Reading time: About 2 minutes
I like to share interesting pieces of figurative language I encounter in my reading. I write today about a series of metaphors from Sebastian Barry…
Sebastian Barry is an Irish novelist, playwright and poet, who was named Laureate for Irish Fiction, 2019–2021 and who has been shortlisted for the Man Booker Prize for his novels three times.
His most recent novel, Old God’s Time, tells the story of a retired Irish police officer who is forced to come to terms with a decades-old case, that had clearly marked him. A colleague recommended this book to me and I had entirely forgotten I’d read several Barry novels some years back.
Sebastian Barry not only knows how to tell a good story; he also has an acute eye and ear for figurative language. Here are my favourite examples:
- O’Casey drank his tea down in one swift gulp, like a cowboy drinking whiskey.
- “How are you doing, Mr. Kettle?” said the one on the right, a nice big lump of a young man with a brushstroke for a moustache, a touch Hitlerian if the truth were known.
- The feeling seems to drop through him fluidly, like an otter into a stream.

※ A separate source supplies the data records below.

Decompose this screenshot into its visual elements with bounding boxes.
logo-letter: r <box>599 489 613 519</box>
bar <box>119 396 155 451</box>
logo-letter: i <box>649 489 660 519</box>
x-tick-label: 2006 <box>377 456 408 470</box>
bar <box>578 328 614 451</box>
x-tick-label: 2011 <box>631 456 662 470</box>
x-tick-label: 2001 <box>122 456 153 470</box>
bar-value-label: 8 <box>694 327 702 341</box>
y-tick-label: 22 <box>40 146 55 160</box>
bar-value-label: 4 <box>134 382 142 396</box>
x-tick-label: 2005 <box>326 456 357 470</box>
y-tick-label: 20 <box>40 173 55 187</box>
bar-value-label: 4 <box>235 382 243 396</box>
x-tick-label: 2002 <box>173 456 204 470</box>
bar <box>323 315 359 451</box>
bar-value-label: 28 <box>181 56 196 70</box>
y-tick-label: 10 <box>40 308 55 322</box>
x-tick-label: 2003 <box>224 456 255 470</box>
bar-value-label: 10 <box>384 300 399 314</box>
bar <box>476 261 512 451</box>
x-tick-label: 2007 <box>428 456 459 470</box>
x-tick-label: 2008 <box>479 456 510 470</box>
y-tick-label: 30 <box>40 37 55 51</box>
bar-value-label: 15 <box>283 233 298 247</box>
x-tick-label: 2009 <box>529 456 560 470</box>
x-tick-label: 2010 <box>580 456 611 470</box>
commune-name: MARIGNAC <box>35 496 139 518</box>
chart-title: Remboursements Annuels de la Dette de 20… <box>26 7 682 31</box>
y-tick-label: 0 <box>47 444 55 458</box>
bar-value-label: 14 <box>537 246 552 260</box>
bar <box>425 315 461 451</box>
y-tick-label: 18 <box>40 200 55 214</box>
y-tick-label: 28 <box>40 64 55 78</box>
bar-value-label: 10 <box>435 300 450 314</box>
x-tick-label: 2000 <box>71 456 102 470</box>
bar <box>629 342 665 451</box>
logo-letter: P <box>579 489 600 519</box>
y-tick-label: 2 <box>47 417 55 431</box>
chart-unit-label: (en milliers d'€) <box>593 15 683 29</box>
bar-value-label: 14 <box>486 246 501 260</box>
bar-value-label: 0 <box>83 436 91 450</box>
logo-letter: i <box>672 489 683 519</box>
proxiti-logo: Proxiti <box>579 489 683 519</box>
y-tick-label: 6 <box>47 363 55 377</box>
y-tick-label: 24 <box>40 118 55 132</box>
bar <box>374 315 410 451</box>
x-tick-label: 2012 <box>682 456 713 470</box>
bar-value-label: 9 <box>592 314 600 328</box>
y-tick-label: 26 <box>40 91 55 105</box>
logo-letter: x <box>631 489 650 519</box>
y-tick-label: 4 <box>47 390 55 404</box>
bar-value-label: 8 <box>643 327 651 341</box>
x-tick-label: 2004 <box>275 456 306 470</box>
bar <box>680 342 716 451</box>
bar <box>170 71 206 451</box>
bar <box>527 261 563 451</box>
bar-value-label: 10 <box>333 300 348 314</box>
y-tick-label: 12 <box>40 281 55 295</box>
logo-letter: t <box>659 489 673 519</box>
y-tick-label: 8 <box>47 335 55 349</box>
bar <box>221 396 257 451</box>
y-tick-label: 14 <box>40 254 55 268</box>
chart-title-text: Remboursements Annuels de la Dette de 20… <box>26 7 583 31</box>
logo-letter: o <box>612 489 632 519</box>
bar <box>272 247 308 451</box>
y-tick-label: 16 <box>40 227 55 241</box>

- He knew there was almost always comedy stuck in the breast of human affairs, quivering like a knife.
- The rain that had drenched the branches of the trees had lost heart, but the wind still pulled greedily at what was already there, making the drops fly at him, fly at everything, the sunlight inserting gleams and glimmers into them, like a million silver sprat.
- He brewed up some tea so strong it was like the colour of hell in a cup.
- Who owned the white Ford Escort outside the premises, as clean as a baby’s soother?
- Prendergast fed the numbers into his magnificent register, all steel and brass, hitting each key with his fingers like a heron striking at little fish.
- Between the dark of the hall and the lights in the room behind him, his sparse hair was lit in relief, a halo, like the painting of a medieval saint.
- The lid of Tom’s head lifted and puttered, indeed like a pot of potatoes just coming to the boil.
- Trews [trousers] so patched they were all patches, like a map of the broken-up districts of Yugoslavia.
- He wore a cardigan so threadbare he might have invited a spider to have it for its web.
- The doorbell rang. The sound was like a spray of bullets.
- Joe [was] stricken, but confused, like a man being told urgent and catastrophe-averting information in a foreign language.
- His uniform was crisp and dry-cleaned, and an air conditioner roared somewhere like a cage of tigers, but as if far away.